About the Lab
NK cells are critical for the control of viral infection and malignancy. In rare cases, immunodeficiency results when NK cells or specific NK cell subsets are missing. In addition, NK cells hold tremendous promise in the field of immunotherapy. Despite their clinical importance, the molecular signals that drive human NK cell development are poorly understood. The focus of research in the Mace lab is to understand the molecular signaling that drives human NK cell development and how this is dysregulated in cases of human disease. In particular, signaling from the microenvironment that can support NK cell development in tissue is difficult to interrogate but holds important clues to the lineage restriction and homeostasis of NK cells.

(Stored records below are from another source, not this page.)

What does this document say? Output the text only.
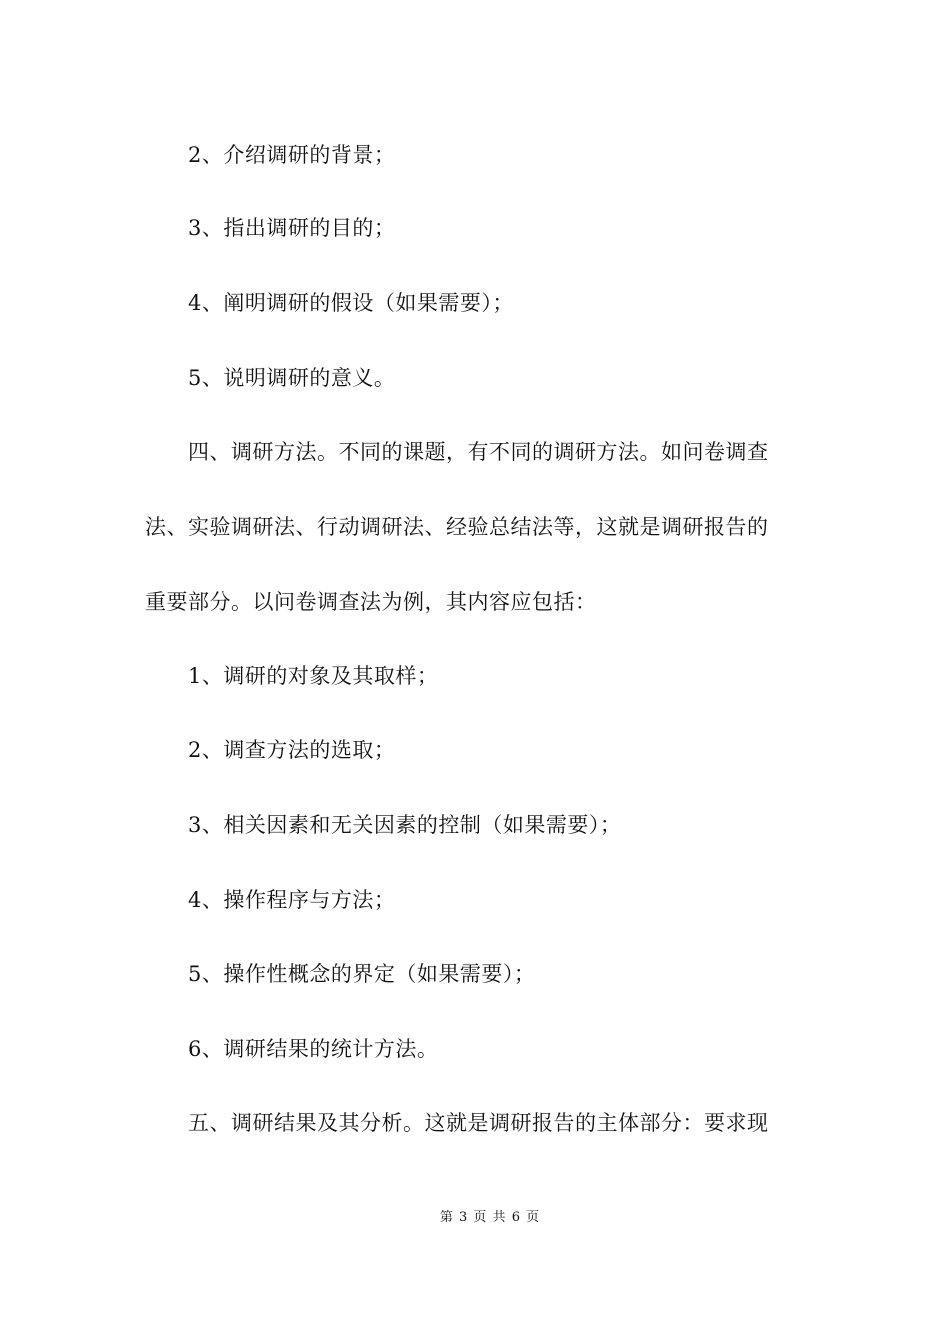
2、介绍调研的背景；
3、指出调研的目的；
4、阐明调研的假设（如果需要）；
5、说明调研的意义。
四、调研方法。不同的课题，有不同的调研方法。如问卷调查
法、实验调研法、行动调研法、经验总结法等，这就是调研报告的
重要部分。以问卷调查法为例，其内容应包括：
1、调研的对象及其取样；
2、调查方法的选取；
3、相关因素和无关因素的控制（如果需要）；
4、操作程序与方法；
5、操作性概念的界定（如果需要）；
6、调研结果的统计方法。
五、调研结果及其分析。这就是调研报告的主体部分：要求现
第 3 页 共 6 页
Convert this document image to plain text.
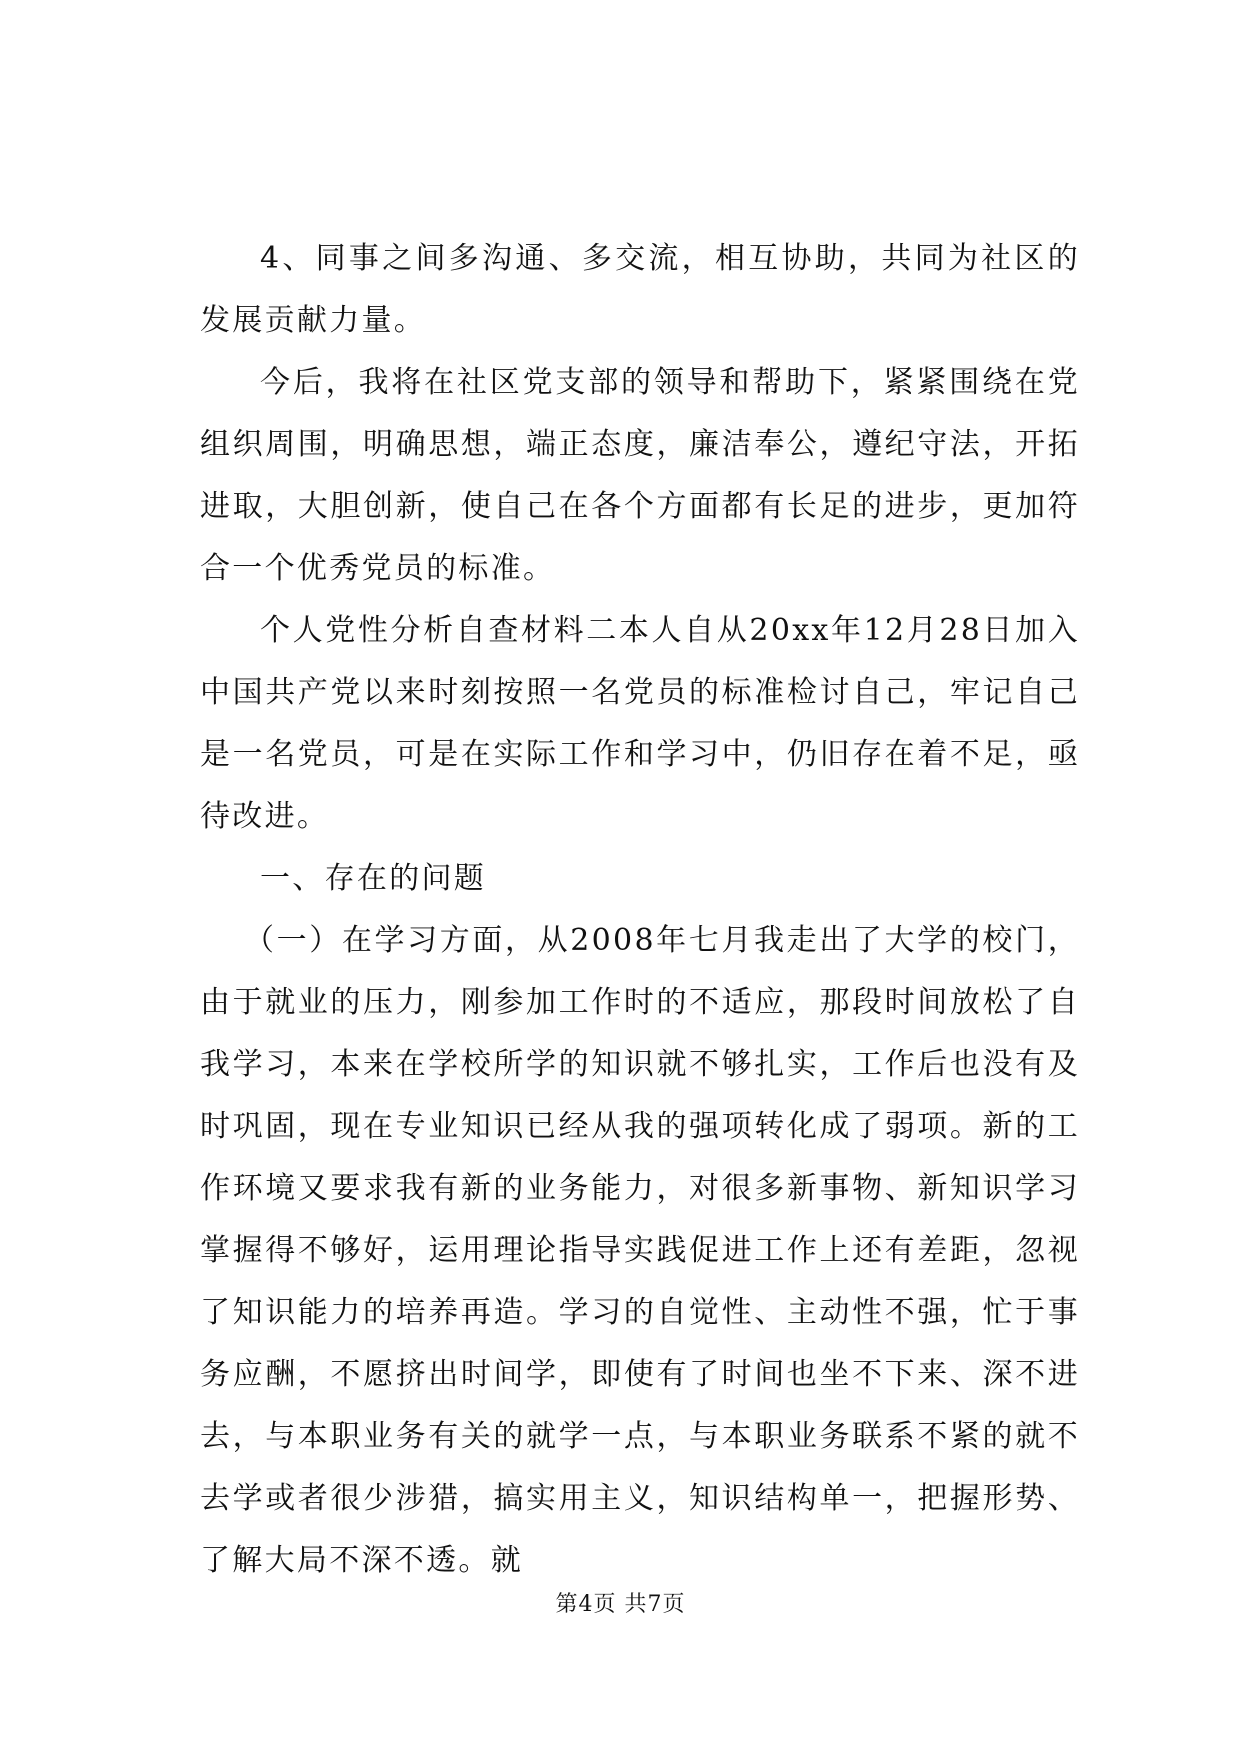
4、同事之间多沟通、多交流，相互协助，共同为社区的发展贡献力量。

今后，我将在社区党支部的领导和帮助下，紧紧围绕在党组织周围，明确思想，端正态度，廉洁奉公，遵纪守法，开拓进取，大胆创新，使自己在各个方面都有长足的进步，更加符合一个优秀党员的标准。

个人党性分析自查材料二本人自从20xx年12月28日加入中国共产党以来时刻按照一名党员的标准检讨自己，牢记自己是一名党员，可是在实际工作和学习中，仍旧存在着不足，亟待改进。

一、存在的问题

（一）在学习方面，从2008年七月我走出了大学的校门，由于就业的压力，刚参加工作时的不适应，那段时间放松了自我学习，本来在学校所学的知识就不够扎实，工作后也没有及时巩固，现在专业知识已经从我的强项转化成了弱项。新的工作环境又要求我有新的业务能力，对很多新事物、新知识学习掌握得不够好，运用理论指导实践促进工作上还有差距，忽视了知识能力的培养再造。学习的自觉性、主动性不强，忙于事务应酬，不愿挤出时间学，即使有了时间也坐不下来、深不进去，与本职业务有关的就学一点，与本职业务联系不紧的就不去学或者很少涉猎，搞实用主义，知识结构单一，把握形势、了解大局不深不透。就

第4页 共7页
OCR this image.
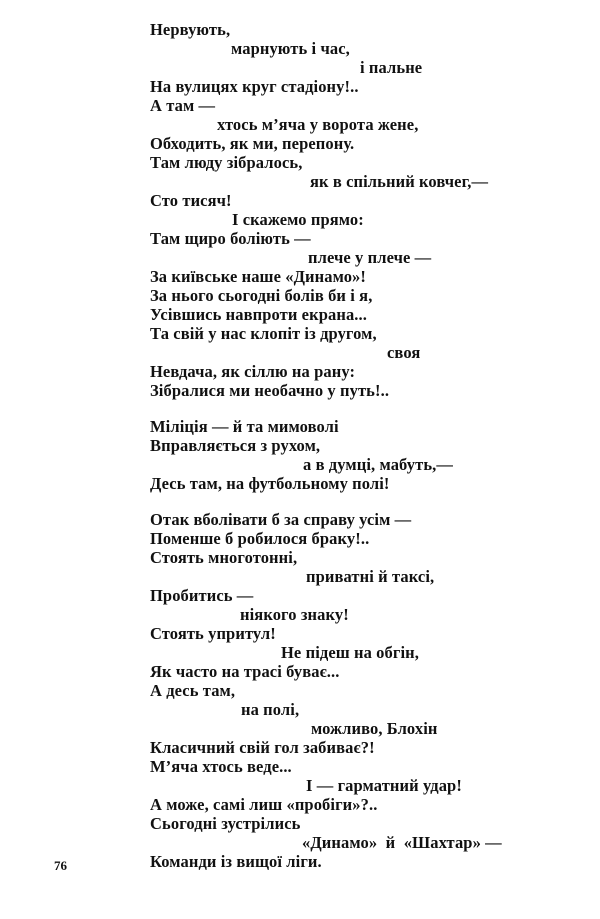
Нервують,
марнують і час,
і пальне
На вулицях круг стадіону!..
А там —
хтось м’яча у ворота жене,
Обходить, як ми, перепону.
Там люду зібралось,
як в спільний ковчег,—
Сто тисяч!
І скажемо прямо:
Там щиро боліють —
плече у плече —
За київське наше «Динамо»!
За нього сьогодні болів би і я,
Усівшись навпроти екрана...
Та свій у нас клопіт із другом,
своя
Невдача, як сіллю на рану:
Зібралися ми необачно у путь!..
Міліція — й та мимоволі
Вправляється з рухом,
а в думці, мабуть,—
Десь там, на футбольному полі!
Отак вболівати б за справу усім —
Поменше б робилося браку!..
Стоять многотонні,
приватні й таксі,
Пробитись —
ніякого знаку!
Стоять упритул!
Не підеш на обгін,
Як часто на трасі буває...
А десь там,
на полі,
можливо, Блохін
Класичний свій гол забиває?!
М’яча хтось веде...
І — гарматний удар!
А може, самі лиш «пробіги»?..
Сьогодні зустрілись
«Динамо»  й  «Шахтар» —
Команди із вищої ліги.
76
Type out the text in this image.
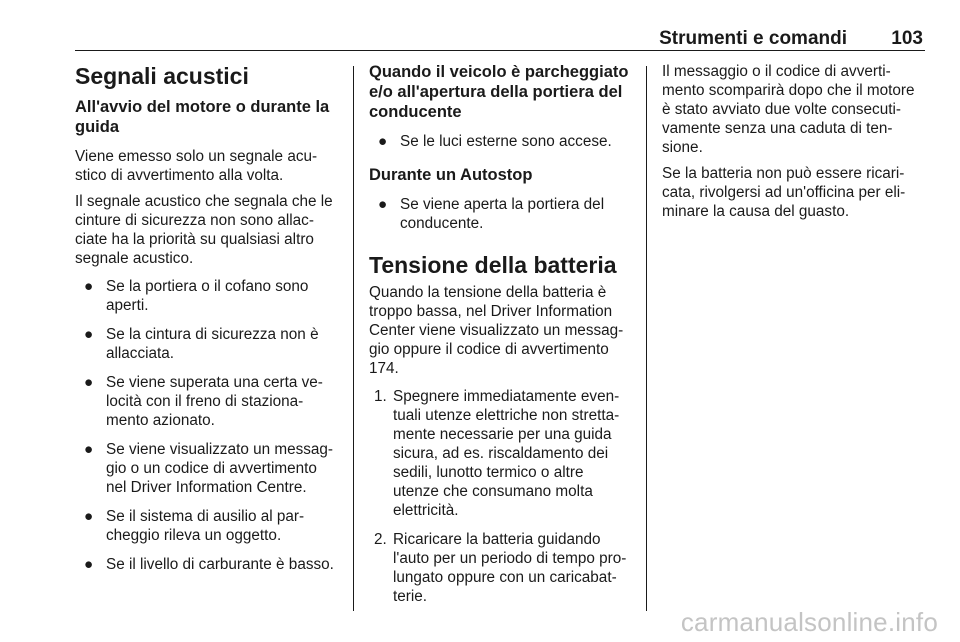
Strumenti e comandi 103
Segnali acustici
All'avvio del motore o durante la
guida

Viene emesso solo un segnale acu-
stico di avvertimento alla volta.

Il segnale acustico che segnala che le
cinture di sicurezza non sono allac-
ciate ha la priorità su qualsiasi altro
segnale acustico.

● Se la portiera o il cofano sono
aperti.
● Se la cintura di sicurezza non è
allacciata.
● Se viene superata una certa ve-
locità con il freno di staziona-
mento azionato.
● Se viene visualizzato un messag-
gio o un codice di avvertimento
nel Driver Information Centre.
● Se il sistema di ausilio al par-
cheggio rileva un oggetto.
● Se il livello di carburante è basso.
Quando il veicolo è parcheggiato
e/o all'apertura della portiera del
conducente
● Se le luci esterne sono accese.
Durante un Autostop
● Se viene aperta la portiera del
conducente.
Tensione della batteria

Quando la tensione della batteria è
troppo bassa, nel Driver Information
Center viene visualizzato un messag-
gio oppure il codice di avvertimento
174.

1. Spegnere immediatamente even-
tuali utenze elettriche non stretta-
mente necessarie per una guida
sicura, ad es. riscaldamento dei
sedili, lunotto termico o altre
utenze che consumano molta
elettricità.
2. Ricaricare la batteria guidando
l'auto per un periodo di tempo pro-
lungato oppure con un caricabat-
terie.

Il messaggio o il codice di avverti-
mento scomparirà dopo che il motore
è stato avviato due volte consecuti-
vamente senza una caduta di ten-
sione.

Se la batteria non può essere ricari-
cata, rivolgersi ad un'officina per eli-
minare la causa del guasto.

carmanualsonline.info
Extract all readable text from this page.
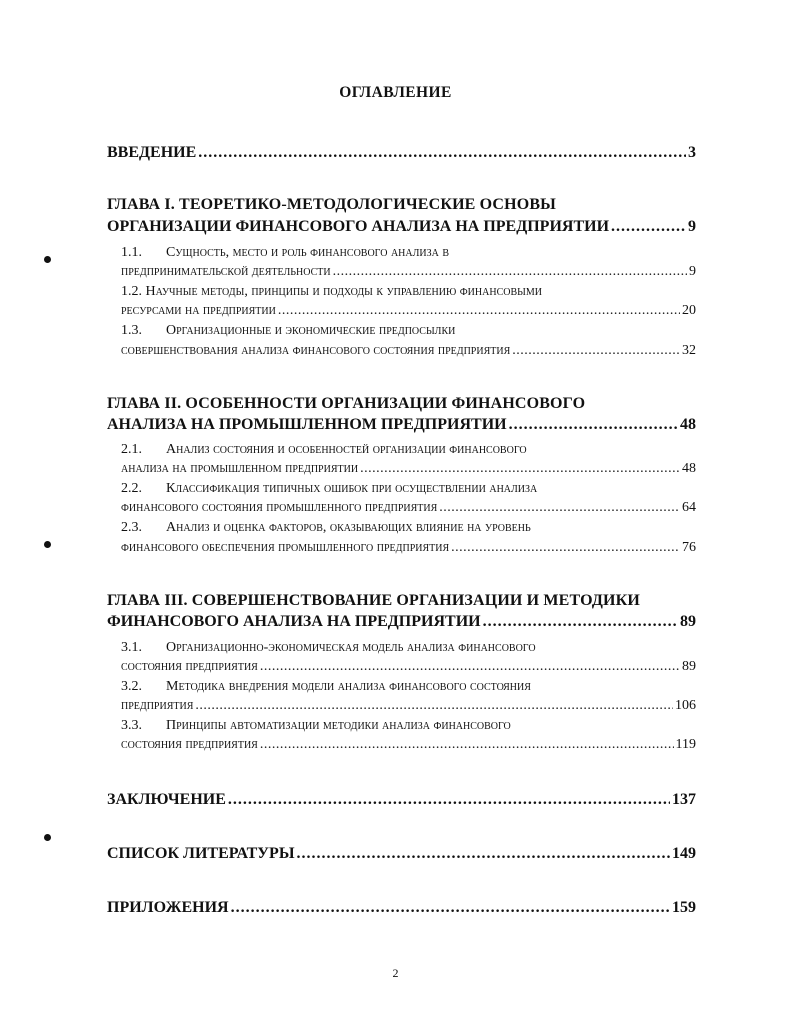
ОГЛАВЛЕНИЕ
ВВЕДЕНИЕ .....	3
ГЛАВА I. ТЕОРЕТИКО-МЕТОДОЛОГИЧЕСКИЕ ОСНОВЫ
ОРГАНИЗАЦИИ ФИНАНСОВОГО АНАЛИЗА НА ПРЕДПРИЯТИИ .....	9
1.1. Сущность, место и роль финансового анализа в
предпринимательской деятельности .....	9
1.2. Научные методы, принципы и подходы к управлению финансовыми
ресурсами на предприятии .....	20
1.3. Организационные и экономические предпосылки
совершенствования анализа финансового состояния предприятия .....	32
ГЛАВА II. ОСОБЕННОСТИ ОРГАНИЗАЦИИ ФИНАНСОВОГО
АНАЛИЗА НА ПРОМЫШЛЕННОМ ПРЕДПРИЯТИИ .....	48
2.1. Анализ состояния и особенностей организации финансового
анализа на промышленном предприятии .....	48
2.2. Классификация типичных ошибок при осуществлении анализа
финансового состояния промышленного предприятия .....	64
2.3. Анализ и оценка факторов, оказывающих влияние на уровень
финансового обеспечения промышленного предприятия .....	76
ГЛАВА III. СОВЕРШЕНСТВОВАНИЕ ОРГАНИЗАЦИИ И МЕТОДИКИ
ФИНАНСОВОГО АНАЛИЗА НА ПРЕДПРИЯТИИ .....	89
3.1. Организационно-экономическая модель анализа финансового
состояния предприятия .....	89
3.2. Методика внедрения модели анализа финансового состояния
предприятия .....	106
3.3. Принципы автоматизации методики анализа финансового
состояния предприятия .....	119
ЗАКЛЮЧЕНИЕ .....	137
СПИСОК ЛИТЕРАТУРЫ .....	149
ПРИЛОЖЕНИЯ .....	159
2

NK cells exert effector function through the formation of an immunological synapse, a highly organized signaling platform formed between two cells. In a lytic synapse, the target is a virally infected or tumorigenic cell, however synapses may also be formed with other accessory cells. Identifying the contacts formed between NK cells and developmentally supportive stromal cells suggests the presence of a developmental synapse that integrates signals required for development. Through the use of non-diffraction limited microscopy (particularly stimulated emission depletion microscopy, STED) and other quantitative imaging and image analysis techniques (such as confocal microscopy and imaging flow cytometry, IFC), we can gain tremendous insight into the molecular events that drive immune cell formation and function.
We gain further insight into the signals that drive human NK cell development through the identification of genetic causes of NK cell deficiency. Through our collaboration with Baylor-Hopkins Center for Mendelian Genomics and the NK Evaluation and Research (NEAR) Clinic, we strive to identify the molecular basis of disease in patients with immunodeficiency affecting NK cell development or function. This has led to the discovery of previously unknown requirements for NK cell maturation and launched both basic and translational research into proteins such as the transcription factor GATA2, a leading cause of myelodysplastic syndrome in young adults and a critical regulator of NK cell development.